MBTA Control Board Commits to Funding the Transit Priority Group

The FY22 budget, approved April 26 by the MBTA’s Fiscal and Management Control Board, includes a commitment to fully fund the T’s Transit Priority Group, a special unit dedicated to delivering bus lanes, transit signal priority (TSP), and collaborative planning programs with service-area municipalities. The four-person team has dramatically accelerated the MBTA’s planning and project delivery capacity for bus priority projects, which are proven to make transit faster and more reliable.

Since its creation in 2019, the MBTA Transit Priority Group has been funded with generous grant support from the Barr Foundation as a part of their philanthropic commitment to addressing climate change and advancing equitable mobility in Metro Boston.

“In the last few years, the MBTA’s bus priority network has gone from a couple streets along the Silver Line to a robust web of corridors spanning ten cities and towns across our service area. These targeted improvements, which are aimed at making bus service more reliable on some of the region’s most congested roadways, are a key component of the MBTA’s Better Bus Project, a broad-ranging, multi-year initiative aimed at transforming our bus system,” said MBTA General Manager Steve Poftak. “The MBTA would not have been able to make these advances without the steadfast commitment and partnership of the Barr Foundation.”

Since the Transit Priority Group’s launch in 2019, 13.6 miles of bus lanes have been constructed on Metro Boston roadways, bringing the total region-wide network to nearly 20 miles. These reliability benefits have had a far-reaching impact. While 3 percent of passenger miles travelled are in bus lanes, reliability benefits extend to 41 percent of passenger miles travelled systemwide.

“A decade ago, rapid, reliable, high-quality bus service was something few in Metro Boston had even heard of or believed was possible here. Now, it’s becoming a reality with potential to improve the transit experience for thousands of bus riders every day,” said Senior Program Officer at the Barr Foundation Lisa Jacobson. “The Barr Foundation was pleased to help launch the Transit Priority Group at the MBTA to bring world-leading ideas to help solve congestion, access, and climate challenges in our communities.”

Notable projects spearheaded by the Transit Priority Group since 2019 include:

• A first-of-its-kind transit facility in Metro Boston: a center-running bus lane project currently under construction on Columbus Avenue in Roxbury and Jamaica Plain to dramatically improve bus service reliability, accessibility, and rider comfort.

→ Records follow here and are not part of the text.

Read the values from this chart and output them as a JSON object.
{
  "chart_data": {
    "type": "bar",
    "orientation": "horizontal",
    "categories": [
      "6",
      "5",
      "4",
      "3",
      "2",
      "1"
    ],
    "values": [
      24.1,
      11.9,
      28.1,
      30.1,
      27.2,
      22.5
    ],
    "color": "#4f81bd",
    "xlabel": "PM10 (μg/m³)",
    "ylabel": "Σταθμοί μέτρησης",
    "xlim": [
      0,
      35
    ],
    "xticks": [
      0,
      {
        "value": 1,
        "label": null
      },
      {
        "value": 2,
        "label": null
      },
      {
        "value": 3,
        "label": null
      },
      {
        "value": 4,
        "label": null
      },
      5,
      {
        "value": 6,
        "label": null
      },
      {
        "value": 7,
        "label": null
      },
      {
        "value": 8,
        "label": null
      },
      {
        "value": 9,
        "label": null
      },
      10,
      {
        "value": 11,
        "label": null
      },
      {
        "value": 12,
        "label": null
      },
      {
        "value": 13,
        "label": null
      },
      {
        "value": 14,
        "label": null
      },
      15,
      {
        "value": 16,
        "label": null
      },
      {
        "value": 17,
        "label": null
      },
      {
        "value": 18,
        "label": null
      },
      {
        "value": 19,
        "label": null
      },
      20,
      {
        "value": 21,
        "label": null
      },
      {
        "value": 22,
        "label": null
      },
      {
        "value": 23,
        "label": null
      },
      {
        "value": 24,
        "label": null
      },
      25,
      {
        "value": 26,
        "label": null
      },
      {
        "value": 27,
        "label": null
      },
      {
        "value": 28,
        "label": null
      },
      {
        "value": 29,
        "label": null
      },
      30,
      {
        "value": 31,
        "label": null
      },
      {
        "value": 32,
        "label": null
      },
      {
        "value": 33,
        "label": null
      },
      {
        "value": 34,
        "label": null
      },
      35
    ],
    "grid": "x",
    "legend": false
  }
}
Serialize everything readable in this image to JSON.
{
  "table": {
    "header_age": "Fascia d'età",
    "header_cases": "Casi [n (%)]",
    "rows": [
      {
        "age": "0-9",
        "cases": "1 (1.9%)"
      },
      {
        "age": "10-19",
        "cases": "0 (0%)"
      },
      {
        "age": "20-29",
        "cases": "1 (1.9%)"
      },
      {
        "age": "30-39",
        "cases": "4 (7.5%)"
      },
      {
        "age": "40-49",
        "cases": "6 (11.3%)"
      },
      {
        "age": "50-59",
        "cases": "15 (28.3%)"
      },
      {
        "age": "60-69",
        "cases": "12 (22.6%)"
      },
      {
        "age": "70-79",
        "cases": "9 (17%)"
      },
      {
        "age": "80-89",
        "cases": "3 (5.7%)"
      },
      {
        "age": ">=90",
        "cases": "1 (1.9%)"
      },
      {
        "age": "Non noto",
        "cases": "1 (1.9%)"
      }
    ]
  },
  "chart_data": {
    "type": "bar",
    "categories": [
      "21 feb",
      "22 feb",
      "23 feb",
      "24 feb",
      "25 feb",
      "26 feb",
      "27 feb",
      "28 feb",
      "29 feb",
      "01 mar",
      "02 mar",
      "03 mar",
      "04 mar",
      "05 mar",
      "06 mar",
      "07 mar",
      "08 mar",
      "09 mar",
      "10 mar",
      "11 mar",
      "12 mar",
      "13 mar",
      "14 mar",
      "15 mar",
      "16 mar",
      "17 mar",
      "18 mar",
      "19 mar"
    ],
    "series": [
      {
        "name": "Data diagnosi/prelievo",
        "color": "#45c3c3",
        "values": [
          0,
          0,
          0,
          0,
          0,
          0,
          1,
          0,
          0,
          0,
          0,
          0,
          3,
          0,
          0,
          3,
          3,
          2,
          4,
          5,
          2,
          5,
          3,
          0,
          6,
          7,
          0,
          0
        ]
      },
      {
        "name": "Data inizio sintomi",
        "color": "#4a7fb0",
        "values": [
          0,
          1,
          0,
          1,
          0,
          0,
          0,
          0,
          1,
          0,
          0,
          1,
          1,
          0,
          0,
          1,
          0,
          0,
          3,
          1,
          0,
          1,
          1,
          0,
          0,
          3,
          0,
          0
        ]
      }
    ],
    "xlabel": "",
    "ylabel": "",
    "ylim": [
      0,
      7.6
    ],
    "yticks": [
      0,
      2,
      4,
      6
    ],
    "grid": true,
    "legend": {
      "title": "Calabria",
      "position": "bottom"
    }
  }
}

• An unprecedented regional joint procurement effort led in partnership with MAPC to significantly reduce construction costs for quick-build transit and active transportation projects for 13 metropolitan area municipalities, which the MBTA estimates will save taxpayers a projected $2 million over the course of this year.

• In response to COVID-19 service needs leading to the implementation of the MBTA’s Rapid Response Bus Lanes Program, a partnership with the cities of Boston, Somerville, Everett, and Chelsea to build up to 14 new bus lane miles on critical transit corridors.

• Working with MassDOT and six different municipalities to deliver 10 Shared Streets and Spaces and Shared Winter Streets and Spaces projects.

• Expanding bus priority projects to several new municipalities, including Chelsea,  Malden, and Lynn.

• Continuing previously initiated projects such as implementing TSP on the Green Line in Brookline and Boston.

In the next several months, the Transit Priority Group is working closely with four municipalities to deliver more than four miles of bus lanes, standardize the preferred design approaches through a bus speed and reliability toolkit, and kick off a regional collaboration to define the next generation of TSP for Metro Boston.